Professor Rais Latypov from the School of Geosciences at Wits University says “While re-examining thin-sections of Bushveld chromitites, we noticed a very puzzling observation: chromite often occurs as individual grains that seemingly ‘suspended’ within matrix minerals. This observation leads us to a critical question: why have the chromite grains failed to sink towards the chamber floor despite being much denser than the host melt?”

To answer this question, the researchers have studied chromitite in three-dimensions (3D) using high-resolution X-ray computed tomography and revealed that nearly all chromite grains are closely interconnected to form a single continuous 3D framework. “This gave us an answer to the above question: chromite grains are not able to settle freely towards the chamber floor simply because they are all bound together in self-supporting 3D frameworks attached to the chamber floor,” says Dr Sofya Chistyakova from the School of Geosciences at Wits University. 

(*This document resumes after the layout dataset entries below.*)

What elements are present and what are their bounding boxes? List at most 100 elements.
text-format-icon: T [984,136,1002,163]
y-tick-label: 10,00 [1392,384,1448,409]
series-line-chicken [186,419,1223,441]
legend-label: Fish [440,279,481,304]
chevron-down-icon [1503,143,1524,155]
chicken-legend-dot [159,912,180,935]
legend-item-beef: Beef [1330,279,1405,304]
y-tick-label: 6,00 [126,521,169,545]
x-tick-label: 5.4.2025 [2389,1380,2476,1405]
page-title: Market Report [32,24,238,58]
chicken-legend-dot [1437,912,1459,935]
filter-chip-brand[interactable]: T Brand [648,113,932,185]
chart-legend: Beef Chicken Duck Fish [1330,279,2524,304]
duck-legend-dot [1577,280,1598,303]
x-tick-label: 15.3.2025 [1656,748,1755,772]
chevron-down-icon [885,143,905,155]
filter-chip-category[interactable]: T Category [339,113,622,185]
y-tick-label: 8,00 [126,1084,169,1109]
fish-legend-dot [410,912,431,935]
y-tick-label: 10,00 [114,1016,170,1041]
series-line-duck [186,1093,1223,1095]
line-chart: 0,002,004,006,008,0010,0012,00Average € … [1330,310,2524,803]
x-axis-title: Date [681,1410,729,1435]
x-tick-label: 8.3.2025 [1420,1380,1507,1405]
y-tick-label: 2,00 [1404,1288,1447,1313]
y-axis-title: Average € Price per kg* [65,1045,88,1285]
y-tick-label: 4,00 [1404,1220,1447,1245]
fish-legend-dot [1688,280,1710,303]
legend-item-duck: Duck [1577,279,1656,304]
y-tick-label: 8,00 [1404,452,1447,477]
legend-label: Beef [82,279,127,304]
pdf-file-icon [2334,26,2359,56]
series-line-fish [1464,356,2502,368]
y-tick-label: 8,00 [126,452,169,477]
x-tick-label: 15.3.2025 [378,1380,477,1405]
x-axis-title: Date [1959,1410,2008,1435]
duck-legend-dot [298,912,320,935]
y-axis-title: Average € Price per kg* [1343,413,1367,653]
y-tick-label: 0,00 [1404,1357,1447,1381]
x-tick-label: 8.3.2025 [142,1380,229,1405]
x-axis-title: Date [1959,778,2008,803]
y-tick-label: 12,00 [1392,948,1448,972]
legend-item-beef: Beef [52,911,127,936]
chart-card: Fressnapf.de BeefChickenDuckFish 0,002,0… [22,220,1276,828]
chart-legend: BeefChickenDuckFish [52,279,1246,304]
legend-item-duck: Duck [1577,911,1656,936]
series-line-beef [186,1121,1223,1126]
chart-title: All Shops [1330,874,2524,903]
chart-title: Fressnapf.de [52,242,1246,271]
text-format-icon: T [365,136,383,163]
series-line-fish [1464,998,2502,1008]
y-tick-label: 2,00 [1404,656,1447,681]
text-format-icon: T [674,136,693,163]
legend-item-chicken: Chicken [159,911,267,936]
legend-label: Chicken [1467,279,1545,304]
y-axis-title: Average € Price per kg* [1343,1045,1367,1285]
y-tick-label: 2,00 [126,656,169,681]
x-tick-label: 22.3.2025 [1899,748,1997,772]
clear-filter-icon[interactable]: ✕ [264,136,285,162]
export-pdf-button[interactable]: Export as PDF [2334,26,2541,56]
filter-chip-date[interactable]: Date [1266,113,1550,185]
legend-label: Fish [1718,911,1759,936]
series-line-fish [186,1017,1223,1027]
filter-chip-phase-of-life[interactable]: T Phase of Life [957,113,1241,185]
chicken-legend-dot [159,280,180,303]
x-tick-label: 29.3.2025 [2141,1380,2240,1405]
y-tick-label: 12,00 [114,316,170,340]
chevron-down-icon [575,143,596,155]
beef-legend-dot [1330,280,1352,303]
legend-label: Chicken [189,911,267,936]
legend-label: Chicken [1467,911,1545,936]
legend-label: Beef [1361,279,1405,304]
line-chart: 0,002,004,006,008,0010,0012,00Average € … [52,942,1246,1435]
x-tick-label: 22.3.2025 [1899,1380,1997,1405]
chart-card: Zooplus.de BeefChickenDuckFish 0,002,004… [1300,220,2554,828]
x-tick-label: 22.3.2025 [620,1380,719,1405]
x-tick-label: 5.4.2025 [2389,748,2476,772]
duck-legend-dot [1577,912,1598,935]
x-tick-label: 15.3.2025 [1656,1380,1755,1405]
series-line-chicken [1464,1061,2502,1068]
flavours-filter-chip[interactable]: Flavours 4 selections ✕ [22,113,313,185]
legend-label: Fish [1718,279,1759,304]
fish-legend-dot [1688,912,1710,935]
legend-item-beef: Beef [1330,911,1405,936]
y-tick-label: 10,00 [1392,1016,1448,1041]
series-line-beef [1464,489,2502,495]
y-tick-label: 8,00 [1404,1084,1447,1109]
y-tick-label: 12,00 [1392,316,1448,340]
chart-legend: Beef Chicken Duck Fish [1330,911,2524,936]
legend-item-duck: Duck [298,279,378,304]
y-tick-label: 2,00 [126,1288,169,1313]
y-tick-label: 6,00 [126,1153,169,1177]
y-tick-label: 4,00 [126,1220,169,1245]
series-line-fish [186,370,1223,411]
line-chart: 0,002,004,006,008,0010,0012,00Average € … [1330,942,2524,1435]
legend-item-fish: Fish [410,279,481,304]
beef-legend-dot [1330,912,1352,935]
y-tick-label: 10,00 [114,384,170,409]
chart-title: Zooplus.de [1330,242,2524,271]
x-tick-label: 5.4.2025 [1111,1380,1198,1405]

There is only one process that may result in the formation of such 3D frameworks of chromite crystals. This is an in situ self-nucleation and growth of chromite grains, for example, when all new chromite grains nucleate and grow on pre-existing chromite grains directly at the chamber floor. This happens from the parental melt that is saturated in chromite as the only crystallising phase. 

“This logically brought us to a long-known Cr mass balance issue – normal basaltic melts contain only a very small amount of Cr so that the formation of thick chromitite layer requires extraction of Cr from a very large volume of liquid that must be present as a thick melt layer in the chamber. Simple mass balance calculations indicate that a 1 metre thick layer of chromitite will require a magma column of 2km to 4km thick,” says Latypov. 

Latypov and his co-authors believe that the enormous lateral extent of chromitite layers indicate that during the formation of massive chromitites the Bushveld chamber was operating as a giant magma body of more than 400km in diameter, with a column of the resident melt likely attaining a few km in thickness. “This conclusion is at odds with a currently emerging school of thought is that such large, long-lived and largely molten magma chambers are non-existent in Earth’s history,” says Latypov.